The Birmingham police department was then run by the notorious racist Sheriff Eugene "Bull" Connor, who responded by throwing them all in jail, including King himself.  By this time, King was already internationally famous.  He would also soon come out against the Vietnam War, as well, which would help to compromise his base of mainstream white support.  

While in jail in Birmingham, King chose to respond to a series of complaints against him made by his fellow Christian Ministers by writing the famous "Letter from a Birmingham Jail."  This document is not as well known as some of his speeches and therefore it seems ideal to include in our course.

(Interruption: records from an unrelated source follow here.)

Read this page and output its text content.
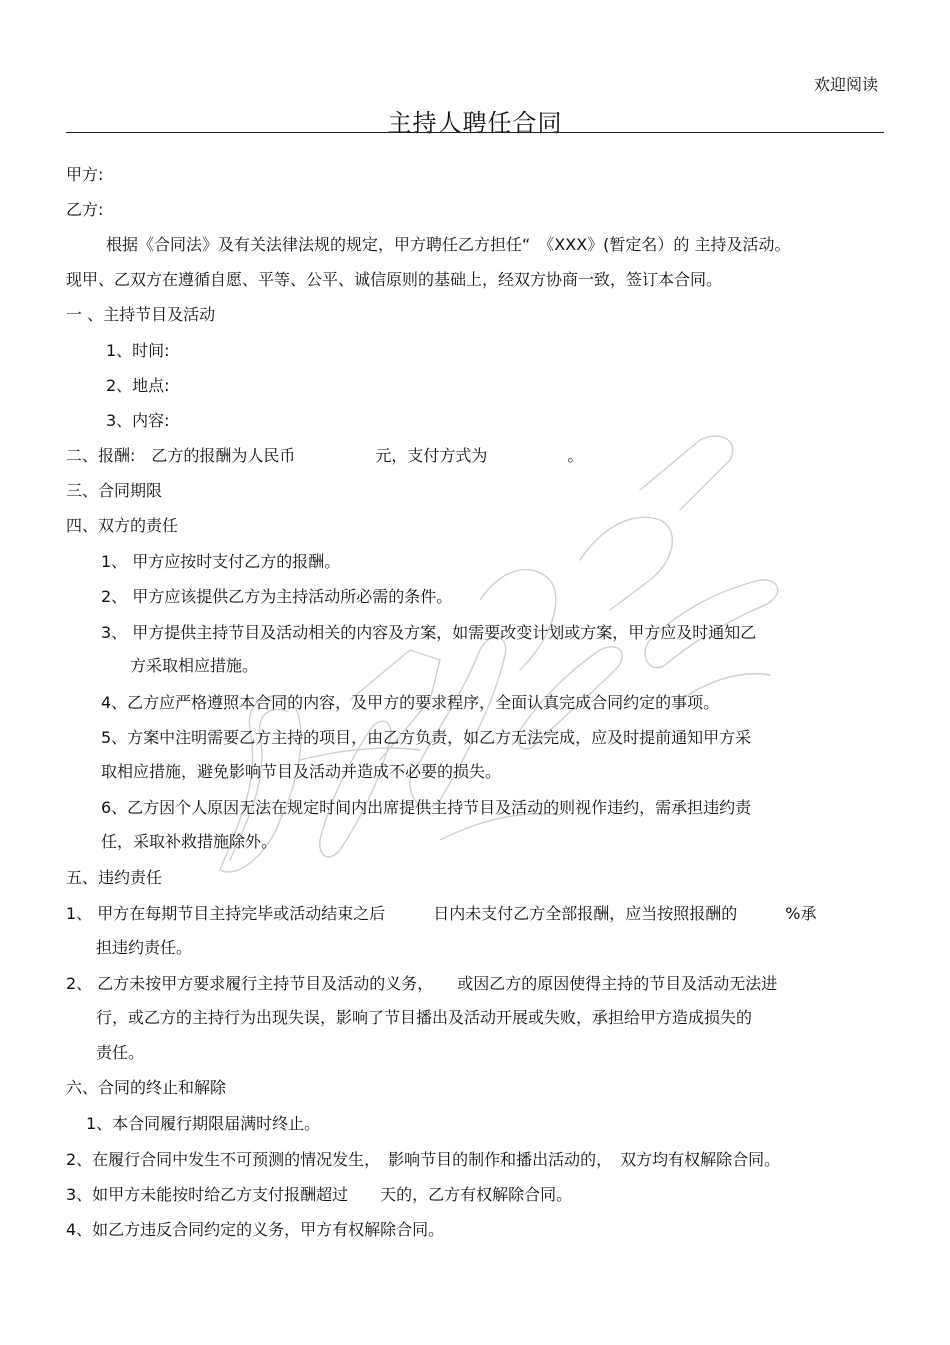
欢迎阅读
主持人聘任合同
甲方:
乙方:
根据《合同法》及有关法律法规的规定，甲方聘任乙方担任“　《XXX》(暂定名）的 主持及活动。
现甲、乙双方在遵循自愿、平等、公平、诚信原则的基础上，经双方协商一致，签订本合同。
一 、主持节目及活动
1、时间:
2、地点:
3、内容:
二、报酬:　乙方的报酬为人民币　　　　　元，支付方式为　　　　　。
三、合同期限
四、双方的责任
1、 甲方应按时支付乙方的报酬。
2、 甲方应该提供乙方为主持活动所必需的条件。
3、 甲方提供主持节目及活动相关的内容及方案，如需要改变计划或方案，甲方应及时通知乙
方采取相应措施。
4、乙方应严格遵照本合同的内容，及甲方的要求程序，全面认真完成合同约定的事项。
5、方案中注明需要乙方主持的项目，由乙方负责，如乙方无法完成，应及时提前通知甲方采
取相应措施，避免影响节目及活动并造成不必要的损失。
6、乙方因个人原因无法在规定时间内出席提供主持节目及活动的则视作违约，需承担违约责
任，采取补救措施除外。
五、违约责任
1、 甲方在每期节目主持完毕或活动结束之后　　　日内未支付乙方全部报酬，应当按照报酬的　　　%承
担违约责任。
2、 乙方未按甲方要求履行主持节目及活动的义务，　　或因乙方的原因使得主持的节目及活动无法进
行，或乙方的主持行为出现失误，影响了节目播出及活动开展或失败，承担给甲方造成损失的
责任。
六、合同的终止和解除
1、本合同履行期限届满时终止。
2、在履行合同中发生不可预测的情况发生，　影响节目的制作和播出活动的，　双方均有权解除合同。
3、如甲方未能按时给乙方支付报酬超过　　天的，乙方有权解除合同。
4、如乙方违反合同约定的义务，甲方有权解除合同。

We will talk about this text in relation to our final segment on the 60s when we will also be reading excerpts from Amiri Baraka's Blues People and the chapter, "Defining the Blues" from Steven Tracy's book Langston Hughes and the Blues.  Subsequent additions to the syllabus, including this one, will be signaled by a series of astericks within the text of the syllabus as posted on the blog.

9/2/08

Burial Grounds in New York City

The African Burial Grounds provided a cemetary for slaves and free blacks for an unknown period but first established under the Dutch and ending with British occupation of New York shortly after the American Revolution in 1776.

The Burial Grounds were rediscovered during excavation in preparation for building another high rise, which caused an immediate halt in favor of archeological research on the remains conducted at Howard University.  The links here provide extensive history of the burial ground as well as its recent development since its rediscovery in the 1990s.  Although much of lower Manhattan was built over the burial grounds (including City Hall), there has been a memorial to the slaves erected with works by a number of artists, including the black woman sculptor Barbara Chase Riboud.  Her work is a tribute to the entire African Diaspora and provides a fascinating commentary on the blues consciousness of 20th century African Americans.

This is a site that can be easily visited if you live in New York. Also, the work on the African burial grounds provides a link to the extensive work online from the exhibition of slavery in New York put together by the New York Historical Society, accompanied by a collection of essays on the topic edited by Leslie Harris, included here on my Slavery wish list at Amazon.com.